Sometimes, asking the right question can be as important, if not more so, than the answer. This was illustrated again this morning by Bruce MacEwen’s excellent posting “Where Have All The Partners Gone?” at Adam Smith, Esq. Bruce’s posting, which reacts to an article in The American Lawyer that can be found at Law.com entitled “Is Shedding Partners the Right Way to Improve Profitability?”, uses the right question to direct properly the focus on the cause of equity partner changes to one of careful business analysis.
Obviously, in some instances improving profit per partner (the performance metric functional equivalent of return on equity as I’ve noted before) can be or is the result of “simple” denominator management. Gary Hamel and C.K. Prahalad noted as much in Competing for the Future when in discussing return on investment they said:
[R]aising net income is likely to be a harder slog than cutting assets and headcount. To grow the numerator, top management must have a point of view about where the new opportunities lie, must be able to anticipate changing customer needs, must have invested preemptively in building new competencies, and so on. So under intense pressure for a quick ROI improvement, executives reach for the lever that will bring the quickest, surest improvement in ROI – the denominator. To cut the denominator, top management doesn’t need much more than a red pencil. Thus the obsession with denominators. . . . Denominator management is an accountant’s shortcut to asset productivity.
But, if you understand LawBall, you also understand that denominator management is not the way to long-term financial health nor is profit per partner - which simply tells you what the equity in the firm is receiving as profit - a measure of that health.

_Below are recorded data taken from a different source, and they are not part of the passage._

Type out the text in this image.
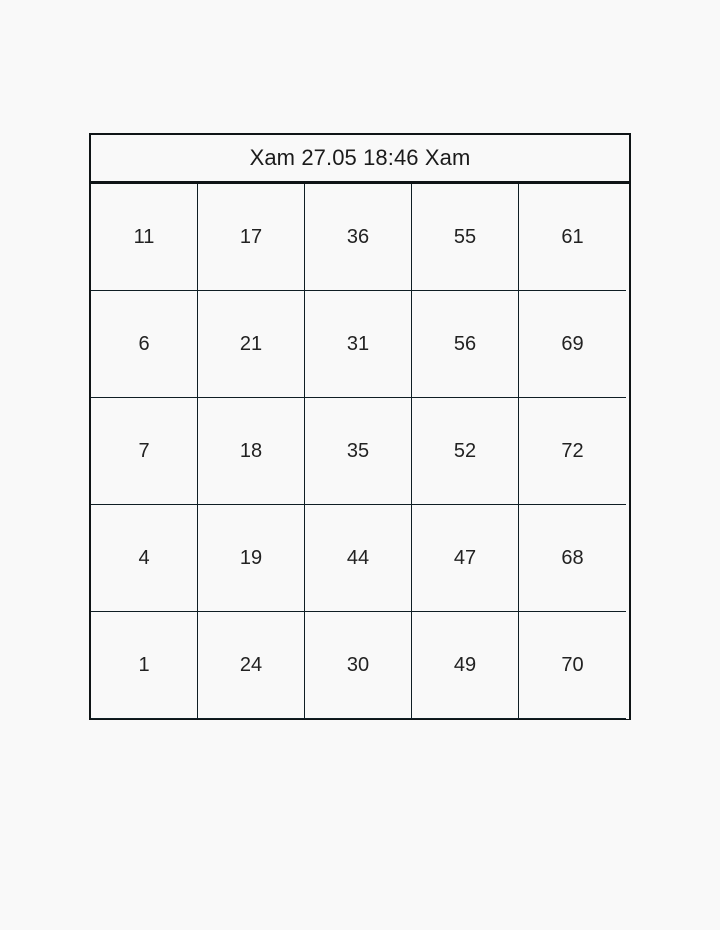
Xam 27.05 18:46 Xam
11	17	36	55	61
6	21	31	56	69
7	18	35	52	72
4	19	44	47	68
1	24	30	49	70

Rather, profit per lawyer (the functional equivalent of return on assets) is a better measure of a firm’s financial health since it measures the efficiency with which a business allocates its resources and eliminates the effect of leverage on operating results – and, as I’ve noted in prior postings, it not only mathematically is (profit ÷ lawyers), it also is (margin x asset turnover), which for those of you who might not have read the earlier postings about metrics is [(profit ÷ revenue) x (revenue ÷ lawyers)]. By understanding that return on assets is the mathematical product of margin times asset turnover, one can “drill down” into the components of this relationship to gain an understanding as to why his or her firm’s financial health has changed over time or that it may be one way while the financial health of a competitor may be another way.
Robert G. Hagstrom, who has written several books about Warren Buffett, notes that, “The driving force of Warren Buffett’s investment strategy is the rational allocation of capital.” Hagstrom further notes with respect to Buffett, when discussing a company’s earnings (which become part of a company’s capital), “Determining how to allocate a company’s earnings is the most important decision a manager will make . . . Rationality – displaying rational thinking when making that choice – is the quality that Buffett most admires.”

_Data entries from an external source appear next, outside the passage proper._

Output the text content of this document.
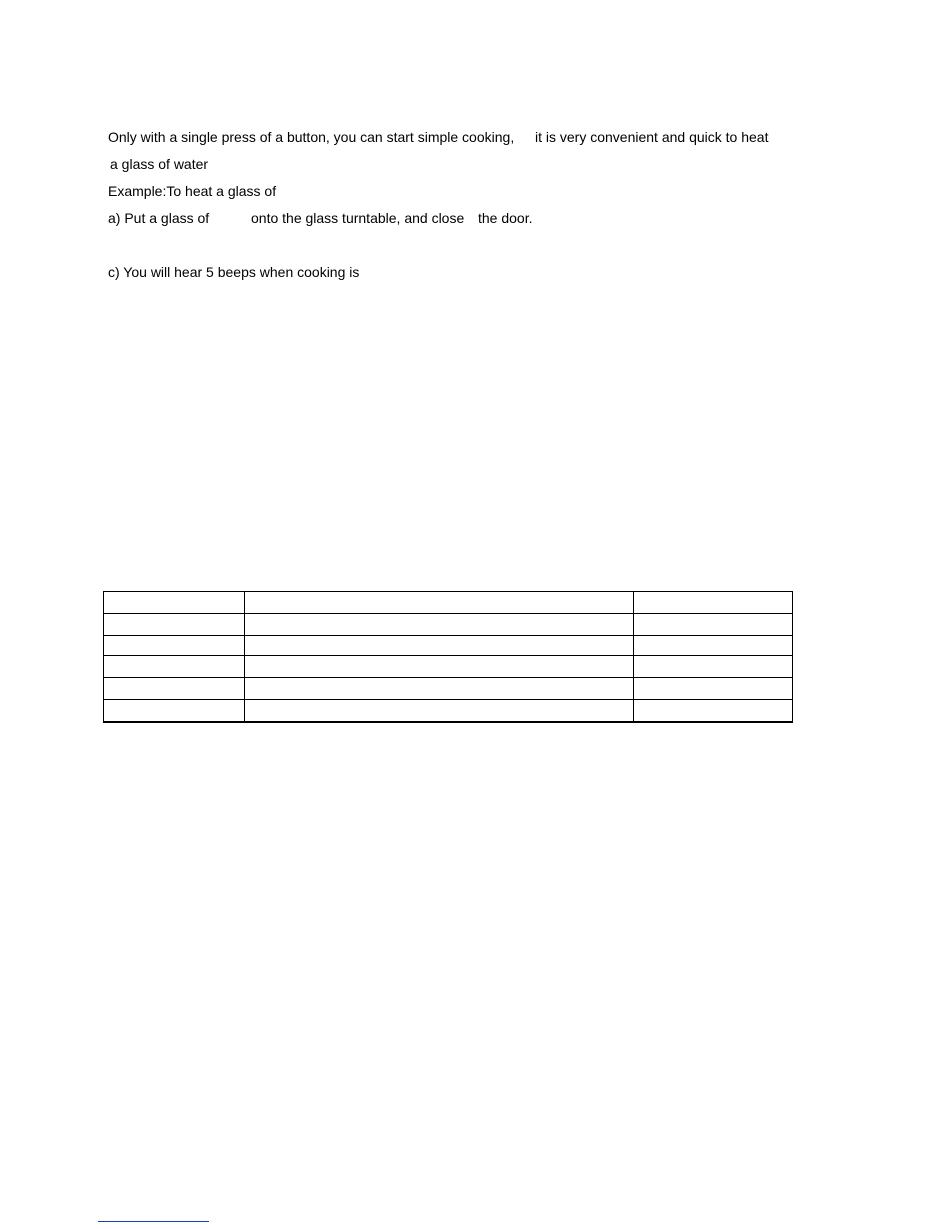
Only with a single press of a button, you can start simple cooking, it is very convenient and quick to heat
a glass of water
Example:To heat a glass of
a) Put a glass of	onto the glass turntable, and close the door.
c) You will hear 5 beeps when cooking is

As businesses, law firms are knowledge businesses – they sell legal information and legal knowledge. As such, their biggest and most important assets are intellectual capital; and, in particular, human capital – their lawyers. In discussing business models, Gary Hamel has noted with respect to “configuration” – which is what he calls the intermediating between a company’s core strategy and its strategic resources – “The notion of configuration recognizes that great strategies (and great business models) rest on a unique blending of competencies, assets, and processes.” The strategic resources or assets must support the strategy – in Peter Drucker’s “theory of the business” that I’ve previously mentioned – the assets must “fit” with the other assumptions. In an intellectually capital intensive business like a law firm, that configuration requires aligning or matching the capabilities of the firm’s assets (its lawyers) with the demands of the firm’s business. That is nothing more and nothing less than the rational allocation of capital that Warren Buffett believes to be the most important decision a manager can make. Such critical managerial tasks and decision-making are hard work and take a great deal of time – and when done in this manner, partner changes are the natural result of intelligent and thoughtful business practices. Partner changes that occur from simple denominator management more likely are the result of “an accountant’s shortcut to asset productivity” practiced by a firm’s senior manager playing with a red pencil while he or she manages the firm in his or her “spare time.”

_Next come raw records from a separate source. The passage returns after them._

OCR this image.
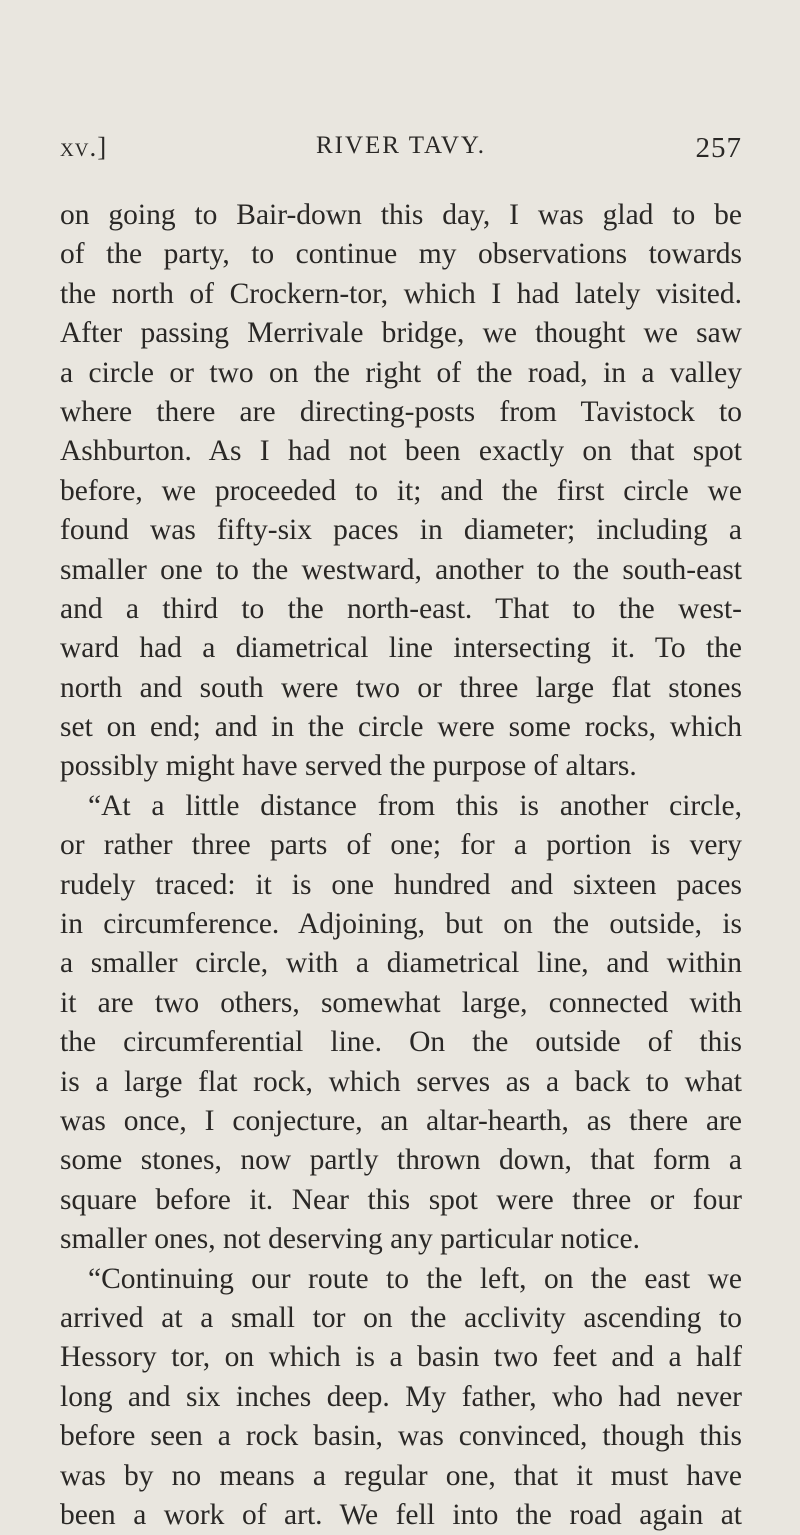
xv.]	RIVER TAVY.	257
on going to Bair-down this day, I was glad to be
of the party, to continue my observations towards
the north of Crockern-tor, which I had lately visited.
After passing Merrivale bridge, we thought we saw
a circle or two on the right of the road, in a valley
where there are directing-posts from Tavistock to
Ashburton. As I had not been exactly on that spot
before, we proceeded to it; and the first circle we
found was fifty-six paces in diameter; including a
smaller one to the westward, another to the south-east
and a third to the north-east. That to the west-
ward had a diametrical line intersecting it. To the
north and south were two or three large flat stones
set on end; and in the circle were some rocks, which
possibly might have served the purpose of altars.
“At a little distance from this is another circle,
or rather three parts of one; for a portion is very
rudely traced: it is one hundred and sixteen paces
in circumference. Adjoining, but on the outside, is
a smaller circle, with a diametrical line, and within
it are two others, somewhat large, connected with
the circumferential line. On the outside of this
is a large flat rock, which serves as a back to what
was once, I conjecture, an altar-hearth, as there are
some stones, now partly thrown down, that form a
square before it. Near this spot were three or four
smaller ones, not deserving any particular notice.
“Continuing our route to the left, on the east we
arrived at a small tor on the acclivity ascending to
Hessory tor, on which is a basin two feet and a half
long and six inches deep. My father, who had never
before seen a rock basin, was convinced, though this
was by no means a regular one, that it must have
been a work of art. We fell into the road again at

In my last posting, I included a matrix I developed that facilitates aligning the demands of a firm’s business with the capabilities of its assets. I suggested that as you look at the matrix, think about where some of the firms that I mentioned in my prior discussions about metrics might fall – like “Firm B”; Wachtell, Lipton, Rosen & Katz; and, Gordon & Rees. Sitting here “wasting away again in Margaritaville, searching for my lost shaker of salt,” it looks to me that, based on the operating performance levers chart that I introduced in “What’s Good for the Goose is Good for the Gander . . . And Maybe Even Better” and is included under “Posting Attachments” in the right-hand margin of this blog, Wachtell has aligned it’s assets with the demands of its business in the upper left-hand square of the matrix, while Gordon & Rees has aligned its assets with the demands of its business in the lower right-hand square of the matrix. Firm B? It looks misaligned, and I’m guessing it doesn’t have a clue – looks like it may have overestimated the demands of its business and aligned its assets accordingly, resulting in a loss of business and issues over pricing and costs per lawyer.